Poster No. 72

Title:
Anemia as a Risk Factor for Kidney Function Decline in Patients with Decreased Left Ventricular Function
Authors:
Nisha Bansal, Hocine Tighiouart, Daniel Weiner, John Griffith, Panagiotis Vlagopoulos, Deeb Salem, Adeera Levin, Mark Sarnak
Presented by:
Nisha Bansal
Department(s):
Department of Nephrology and Department of Cardiology, Tufts–New England Medical Center

Abstract:

Background: Chronic kidney disease (CKD), anemia, and a progressive decline in kidney function are now recognized as risk factors for adverse outcomes in patients with heart failure (HF). We evaluated whether baseline anemia is a risk factor for kidney function decline in longitudinal follow-up.
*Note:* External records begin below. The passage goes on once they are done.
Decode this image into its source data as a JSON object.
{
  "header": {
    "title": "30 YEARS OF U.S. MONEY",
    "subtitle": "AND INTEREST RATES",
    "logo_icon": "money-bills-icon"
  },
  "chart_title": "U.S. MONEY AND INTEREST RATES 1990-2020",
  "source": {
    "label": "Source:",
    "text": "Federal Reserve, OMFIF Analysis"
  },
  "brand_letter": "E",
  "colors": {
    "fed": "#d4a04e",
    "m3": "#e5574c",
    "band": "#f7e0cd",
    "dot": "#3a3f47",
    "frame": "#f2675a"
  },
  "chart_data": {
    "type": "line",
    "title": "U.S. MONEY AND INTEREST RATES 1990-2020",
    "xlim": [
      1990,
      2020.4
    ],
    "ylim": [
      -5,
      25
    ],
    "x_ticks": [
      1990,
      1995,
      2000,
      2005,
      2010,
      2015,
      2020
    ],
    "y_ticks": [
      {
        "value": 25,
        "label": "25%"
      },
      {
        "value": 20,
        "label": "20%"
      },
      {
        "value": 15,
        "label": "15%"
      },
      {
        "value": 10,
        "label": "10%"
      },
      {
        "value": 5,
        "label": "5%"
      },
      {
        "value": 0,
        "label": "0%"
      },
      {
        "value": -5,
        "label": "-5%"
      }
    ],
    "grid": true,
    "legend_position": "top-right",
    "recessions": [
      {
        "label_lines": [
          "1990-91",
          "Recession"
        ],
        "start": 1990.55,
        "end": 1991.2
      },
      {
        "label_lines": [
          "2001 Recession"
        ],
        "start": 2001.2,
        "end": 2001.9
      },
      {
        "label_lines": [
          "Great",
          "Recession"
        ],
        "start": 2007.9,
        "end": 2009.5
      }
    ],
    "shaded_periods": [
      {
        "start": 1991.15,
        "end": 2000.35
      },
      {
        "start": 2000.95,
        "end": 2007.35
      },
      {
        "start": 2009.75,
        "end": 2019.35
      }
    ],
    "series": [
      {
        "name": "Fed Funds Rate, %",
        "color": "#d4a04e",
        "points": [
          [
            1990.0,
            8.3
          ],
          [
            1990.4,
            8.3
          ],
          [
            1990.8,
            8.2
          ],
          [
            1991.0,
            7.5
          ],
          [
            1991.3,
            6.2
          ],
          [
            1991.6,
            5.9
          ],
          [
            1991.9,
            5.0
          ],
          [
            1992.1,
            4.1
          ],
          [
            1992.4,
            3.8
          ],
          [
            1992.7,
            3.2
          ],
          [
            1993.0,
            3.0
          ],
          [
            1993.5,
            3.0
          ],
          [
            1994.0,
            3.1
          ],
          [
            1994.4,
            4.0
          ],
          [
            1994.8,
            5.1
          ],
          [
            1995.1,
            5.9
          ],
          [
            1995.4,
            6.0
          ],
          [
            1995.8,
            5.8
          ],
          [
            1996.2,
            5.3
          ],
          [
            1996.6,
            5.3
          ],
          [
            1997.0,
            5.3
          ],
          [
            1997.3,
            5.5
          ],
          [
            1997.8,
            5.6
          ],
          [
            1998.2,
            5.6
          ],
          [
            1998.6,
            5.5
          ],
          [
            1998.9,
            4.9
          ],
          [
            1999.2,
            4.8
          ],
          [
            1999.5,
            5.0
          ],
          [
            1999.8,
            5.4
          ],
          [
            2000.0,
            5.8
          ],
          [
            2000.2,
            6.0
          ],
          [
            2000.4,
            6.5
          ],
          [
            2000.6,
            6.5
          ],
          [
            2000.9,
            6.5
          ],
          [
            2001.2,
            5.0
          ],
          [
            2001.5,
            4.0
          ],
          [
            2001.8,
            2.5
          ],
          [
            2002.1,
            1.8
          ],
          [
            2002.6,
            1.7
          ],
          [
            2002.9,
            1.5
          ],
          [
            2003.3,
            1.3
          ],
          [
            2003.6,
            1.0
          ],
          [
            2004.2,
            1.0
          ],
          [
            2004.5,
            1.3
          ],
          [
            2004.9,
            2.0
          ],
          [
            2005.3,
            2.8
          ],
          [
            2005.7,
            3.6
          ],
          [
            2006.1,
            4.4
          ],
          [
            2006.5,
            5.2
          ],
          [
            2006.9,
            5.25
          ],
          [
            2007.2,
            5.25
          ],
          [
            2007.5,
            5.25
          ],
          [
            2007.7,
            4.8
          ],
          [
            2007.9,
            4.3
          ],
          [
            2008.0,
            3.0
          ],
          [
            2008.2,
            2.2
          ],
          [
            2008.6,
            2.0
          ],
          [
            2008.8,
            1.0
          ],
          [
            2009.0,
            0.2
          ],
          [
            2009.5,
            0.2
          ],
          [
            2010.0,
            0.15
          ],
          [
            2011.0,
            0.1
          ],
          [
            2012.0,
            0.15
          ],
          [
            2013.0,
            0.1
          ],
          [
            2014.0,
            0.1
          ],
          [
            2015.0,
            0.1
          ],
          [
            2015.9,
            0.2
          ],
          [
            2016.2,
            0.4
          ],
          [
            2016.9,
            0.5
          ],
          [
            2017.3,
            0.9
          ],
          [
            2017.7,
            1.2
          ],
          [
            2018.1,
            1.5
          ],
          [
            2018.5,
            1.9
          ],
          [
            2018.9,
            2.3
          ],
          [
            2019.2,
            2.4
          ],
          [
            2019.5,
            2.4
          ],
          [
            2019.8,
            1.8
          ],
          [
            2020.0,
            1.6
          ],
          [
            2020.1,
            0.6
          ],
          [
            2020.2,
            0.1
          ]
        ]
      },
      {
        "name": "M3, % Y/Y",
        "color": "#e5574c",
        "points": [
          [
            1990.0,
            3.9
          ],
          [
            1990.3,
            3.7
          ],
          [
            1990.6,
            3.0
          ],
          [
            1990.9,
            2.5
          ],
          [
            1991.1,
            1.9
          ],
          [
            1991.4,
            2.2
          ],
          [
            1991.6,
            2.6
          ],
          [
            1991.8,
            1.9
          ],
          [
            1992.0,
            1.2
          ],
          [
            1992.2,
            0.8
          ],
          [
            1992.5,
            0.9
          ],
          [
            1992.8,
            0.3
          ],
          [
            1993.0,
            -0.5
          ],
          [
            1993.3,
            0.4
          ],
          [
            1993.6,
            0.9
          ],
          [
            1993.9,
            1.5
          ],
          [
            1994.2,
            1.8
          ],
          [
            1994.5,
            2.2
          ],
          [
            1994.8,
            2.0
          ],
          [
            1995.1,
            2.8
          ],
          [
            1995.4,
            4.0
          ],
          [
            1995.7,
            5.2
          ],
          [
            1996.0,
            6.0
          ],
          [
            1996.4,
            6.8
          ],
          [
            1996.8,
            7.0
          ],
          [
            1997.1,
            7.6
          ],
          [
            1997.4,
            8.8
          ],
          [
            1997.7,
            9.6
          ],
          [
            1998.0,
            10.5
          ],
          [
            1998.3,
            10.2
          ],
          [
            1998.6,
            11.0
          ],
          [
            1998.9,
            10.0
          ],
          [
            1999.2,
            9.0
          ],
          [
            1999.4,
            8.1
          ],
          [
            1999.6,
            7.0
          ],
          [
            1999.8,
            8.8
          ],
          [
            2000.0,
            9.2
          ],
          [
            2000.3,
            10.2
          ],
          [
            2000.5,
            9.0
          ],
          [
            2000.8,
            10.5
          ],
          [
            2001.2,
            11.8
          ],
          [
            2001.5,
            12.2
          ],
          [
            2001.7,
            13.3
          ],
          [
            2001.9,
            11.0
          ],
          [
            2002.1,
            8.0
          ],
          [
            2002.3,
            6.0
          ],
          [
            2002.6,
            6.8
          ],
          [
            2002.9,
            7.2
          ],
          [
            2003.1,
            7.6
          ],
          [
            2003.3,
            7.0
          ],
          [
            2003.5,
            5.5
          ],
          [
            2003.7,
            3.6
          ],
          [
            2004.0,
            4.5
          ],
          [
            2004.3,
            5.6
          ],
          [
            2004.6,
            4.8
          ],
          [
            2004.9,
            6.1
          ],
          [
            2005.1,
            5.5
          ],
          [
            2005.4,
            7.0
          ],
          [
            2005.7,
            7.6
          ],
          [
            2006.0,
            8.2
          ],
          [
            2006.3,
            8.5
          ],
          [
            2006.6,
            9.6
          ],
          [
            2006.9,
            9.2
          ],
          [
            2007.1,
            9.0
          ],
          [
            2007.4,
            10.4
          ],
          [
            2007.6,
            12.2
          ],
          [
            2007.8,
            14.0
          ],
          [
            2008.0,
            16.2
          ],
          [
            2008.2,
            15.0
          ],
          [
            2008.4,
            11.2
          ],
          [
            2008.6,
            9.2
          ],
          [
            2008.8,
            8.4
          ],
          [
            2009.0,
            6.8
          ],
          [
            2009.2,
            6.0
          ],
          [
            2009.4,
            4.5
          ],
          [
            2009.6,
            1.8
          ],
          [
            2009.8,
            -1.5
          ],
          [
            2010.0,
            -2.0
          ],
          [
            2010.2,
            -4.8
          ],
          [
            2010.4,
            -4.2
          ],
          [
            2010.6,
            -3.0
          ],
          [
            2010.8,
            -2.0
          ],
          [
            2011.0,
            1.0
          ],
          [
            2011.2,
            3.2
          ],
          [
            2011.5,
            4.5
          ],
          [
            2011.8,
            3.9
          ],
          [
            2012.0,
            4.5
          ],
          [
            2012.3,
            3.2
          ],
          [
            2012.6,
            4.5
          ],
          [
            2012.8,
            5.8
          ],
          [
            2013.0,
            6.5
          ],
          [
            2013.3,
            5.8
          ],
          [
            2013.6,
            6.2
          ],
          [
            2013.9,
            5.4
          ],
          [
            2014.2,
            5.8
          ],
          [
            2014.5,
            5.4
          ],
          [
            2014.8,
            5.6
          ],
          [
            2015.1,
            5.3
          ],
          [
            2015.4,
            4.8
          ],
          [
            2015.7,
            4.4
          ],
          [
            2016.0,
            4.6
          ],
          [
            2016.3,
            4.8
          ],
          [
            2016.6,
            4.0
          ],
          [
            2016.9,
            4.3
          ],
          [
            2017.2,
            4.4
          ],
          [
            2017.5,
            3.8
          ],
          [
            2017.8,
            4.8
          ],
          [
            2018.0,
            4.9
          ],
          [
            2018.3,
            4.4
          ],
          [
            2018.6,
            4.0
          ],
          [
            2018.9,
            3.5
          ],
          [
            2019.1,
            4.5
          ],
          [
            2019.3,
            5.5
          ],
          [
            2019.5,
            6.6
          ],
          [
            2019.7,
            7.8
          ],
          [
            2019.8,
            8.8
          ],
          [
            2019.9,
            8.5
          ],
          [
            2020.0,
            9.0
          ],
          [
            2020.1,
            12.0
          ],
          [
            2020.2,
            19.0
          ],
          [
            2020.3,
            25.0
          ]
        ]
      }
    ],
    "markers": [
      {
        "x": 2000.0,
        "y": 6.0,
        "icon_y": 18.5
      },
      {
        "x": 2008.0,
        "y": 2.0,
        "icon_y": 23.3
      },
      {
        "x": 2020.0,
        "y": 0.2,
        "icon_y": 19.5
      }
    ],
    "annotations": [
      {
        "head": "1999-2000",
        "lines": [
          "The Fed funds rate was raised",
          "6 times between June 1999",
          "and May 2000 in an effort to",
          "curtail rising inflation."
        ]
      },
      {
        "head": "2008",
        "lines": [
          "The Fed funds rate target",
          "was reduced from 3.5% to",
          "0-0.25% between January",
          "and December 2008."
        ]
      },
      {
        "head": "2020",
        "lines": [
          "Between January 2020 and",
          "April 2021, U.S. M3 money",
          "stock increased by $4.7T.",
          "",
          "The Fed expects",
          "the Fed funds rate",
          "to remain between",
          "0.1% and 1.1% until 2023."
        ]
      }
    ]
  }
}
Method: We analyzed data from the Studies of Left Ventricular Dysfunction (SOLVD) database, a randomized trial of enalapril vs. placebo in patients with an ejection fraction < = 35%. GFR was estimated from serum creatinine using the MDRD Study equation. After randomization, creatinine measures were taken at two weeks, six weeks, four months and every four months thereafter. Mean follow-up was two years (range 0-5 years). GFR slope was calculated for each subject. “Rapid decline” was defined as those subjects in the highest quartile of GFR decline (>6 ml/min/1.73 m2 per year). Weighted logistic regression using the number of GFR estimates as weights was used to relate baseline anemia (hematocrit less than 36%) to “rapid decline.” We adjusted for demographic characteristics, baseline GFR, cause and severity of HF, traditional CVD risk factors, medication use, and randomization assignment. We also evaluated whether baseline CKD (defined as baseline GFR <60 ml/min/1.73 m2) modified the relationship of “rapid decline” with the presence of anemia.

Results: The study population included 6360 subjects. Mean age was 59 years, 11% were black, 14% female, 31% had CKD and 6% had anemia. Anemia was an independent risk factor for “rapid decline.” In addition there was a significant interaction between CKD and anemia (p<0.001), such that anemia was associated with a higher risk of rapid decline in those with CKD. Results were consistent when doubling of serum creatinine, as opposed to GFR slope, was the outcome of interest.

Table: Odds Ratios (OR) of Rapid Decline in Kidney Function

OR anemia vs. no anemia (95% CI)

Models without interaction between CKD and anemia 1.30 (1.10 to 1.75)

Models with CKD and anemia interaction

GFR < 60 ml/min/1.73 m2 1.71 (1.43 to 2.05)

GFR > = 60 ml/min/1.73 m2 1.16 (1.03 to 1.31)

Conclusions: Anemia is a risk factor for “rapid decline” in kidney function in patients with decreased ejection fraction, particularly in those who also have CKD.